A few years ago, the issue of tax avoidance languished on the fringes: it was something wonks and geeks worried about. Everyone is now talking about it because an inspirational motley crew of activists called UK Uncut started occupying shops and banks who were guilty of scamming the taxpayer. They stand in Britain’s fine tradition of peaceful civil disobedience, and show it is not just right-wing fronts like the Taxpayers’ Alliance who can create political space – the left can do it, too, with a bit of nous. They helped draw attention to the likes of Richard Murphy, who has drawn up suggested detailed legislation to crack down on the avoiders. Ed Miliband is now pledging an offensive against tax avoidance. Protest works.

This month, UK Uncut’s legal team dragged HMRC to court over a sweetheart deal with Goldman Sachs. It was unlikely they would ever have won – a ruling against HMRC’s legal responsibility for collecting taxes would have been stunning – but the case was damning and revealing. It was “not a glorious episode in the history of the Revenue”, the judge ruled, because it was shrouded in secrecy and lacked proper legal approval. Dave Hartnett, then the permanent secretary for tax, took the “potential embarrassment” to George Osborne into account. UK Uncut have helped expose the murky relationship between corporate titans and the British state.

The arrogance of wealth tax avoiders comes from being drunk on three decades of free market triumphalism. “They will all flee if they are taxed properly”, or so the blackmail goes. But research suggests that wealthy individuals do not emigrate en masse when they pay a fairer share. Tax flight “is almost entirely bogus – it’s a myth,” says Jon Shure, the director of state fiscal studies at Washington’s Center on Budget and Policy Priorities. “I don’t hear about many billionaires moving to Moscow,” says former US Federal Reserve economist of low-tax Russia. And it is laughable to think big companies will abandon a lucrative market like Britain if they have to pay taxes: and if the likes of Starbucks do, other taxpaying competitors will fill the vacuum.

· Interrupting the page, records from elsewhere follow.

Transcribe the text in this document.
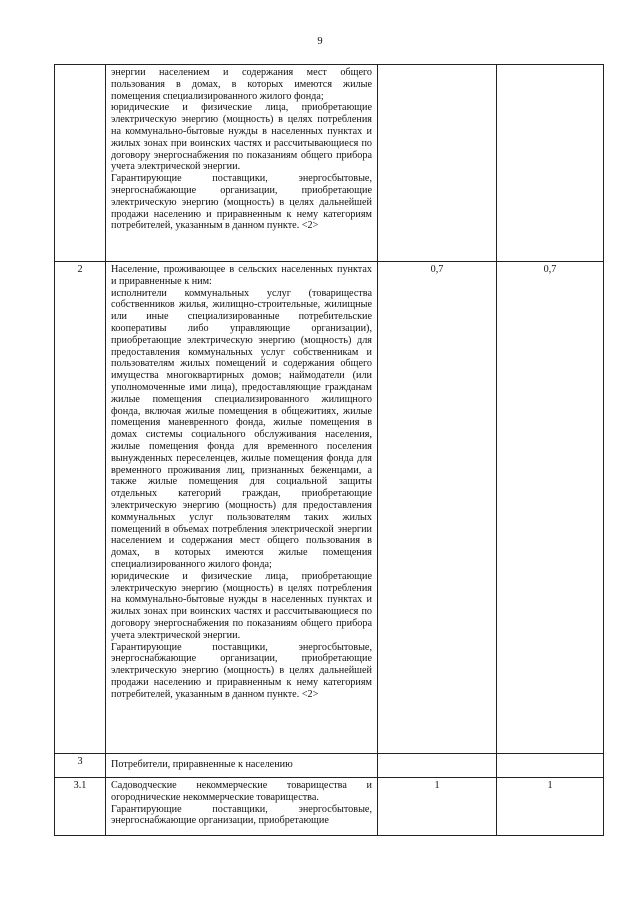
9

	энергии населением и содержания мест общего пользования в домах, в которых имеются жилые помещения специализированного жилого фонда;

юридические и физические лица, приобретающие электрическую энергию (мощность) в целях потребления на коммунально-бытовые нужды в населенных пунктах и жилых зонах при воинских частях и рассчитывающиеся по договору энергоснабжения по показаниям общего прибора учета электрической энергии.

Гарантирующие поставщики, энергосбытовые, энергоснабжающие организации, приобретающие электрическую энергию (мощность) в целях дальнейшей продажи населению и приравненным к нему категориям потребителей, указанным в данном пункте. <2>		

2	Население, проживающее в сельских населенных пунктах и приравненные к ним:

исполнители коммунальных услуг (товарищества собственников жилья, жилищно-строительные, жилищные или иные специализированные потребительские кооперативы либо управляющие организации), приобретающие электрическую энергию (мощность) для предоставления коммунальных услуг собственникам и пользователям жилых помещений и содержания общего имущества многоквартирных домов; наймодатели (или уполномоченные ими лица), предоставляющие гражданам жилые помещения специализированного жилищного фонда, включая жилые помещения в общежитиях, жилые помещения маневренного фонда, жилые помещения в домах системы социального обслуживания населения, жилые помещения фонда для временного поселения вынужденных переселенцев, жилые помещения фонда для временного проживания лиц, признанных беженцами, а также жилые помещения для социальной защиты отдельных категорий граждан, приобретающие электрическую энергию (мощность) для предоставления коммунальных услуг пользователям таких жилых помещений в объемах потребления электрической энергии населением и содержания мест общего пользования в домах, в которых имеются жилые помещения специализированного жилого фонда;

юридические и физические лица, приобретающие электрическую энергию (мощность) в целях потребления на коммунально-бытовые нужды в населенных пунктах и жилых зонах при воинских частях и рассчитывающиеся по договору энергоснабжения по показаниям общего прибора учета электрической энергии.

Гарантирующие поставщики, энергосбытовые, энергоснабжающие организации, приобретающие электрическую энергию (мощность) в целях дальнейшей продажи населению и приравненным к нему категориям потребителей, указанным в данном пункте. <2>	0,7	0,7
3	Потребители, приравненные к населению		

3.1	Садоводческие некоммерческие товарищества и огороднические некоммерческие товарищества.

Гарантирующие поставщики, энергосбытовые, энергоснабжающие организации, приобретающие	1	1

Then there is an arrogant attitude of “well, we employ people, don’t we?” Large companies appear to regard themselves as charities, and paying tax is an act of corporate generosity. But large companies are dependent on the state. As economist Ha-Joon Chang points out, their property rights are defended by the state, capping the downside risk for investors and stopping their ideas and products being ripped off. They depend on government-funded research and development. The internet itself was a public sector creation, invented at taxpayers’ expense: you’d think Google might be a bit more grateful.

There is the infrastructure all companies depend on: like having roads and railways. They need a workforce educated by state-provided schools and universities, and kept healthy by the health service. The banks they rely on were rescued by the taxpayer. Because companies are unwilling to pay their workers proper wages, the state steps in to subsidise them through tax credits, housing benefit, and so on. Tax avoiders expect to benefit from corporate welfare but pay nothing in, yet no one calls them “scroungers”.

Perhaps we should take Schmidt’s “aspiration” to do the right thing at face value. But if Mr Schmidt is anything like me, he might need a bit of outside assistance to achieve his aspirations. So, how about we legislate to crack down on all forms of tax avoidance: like passing the General Anti-Tax Avoidance Bill, drawn up by Richard Murphy and introduced by Labour MP Michael Meacher. It’s for your own good, Mr Schmidt. And who knows. Those undoubted occasional pangs of guilt at benefiting from state largesse and paying so little back may even subside.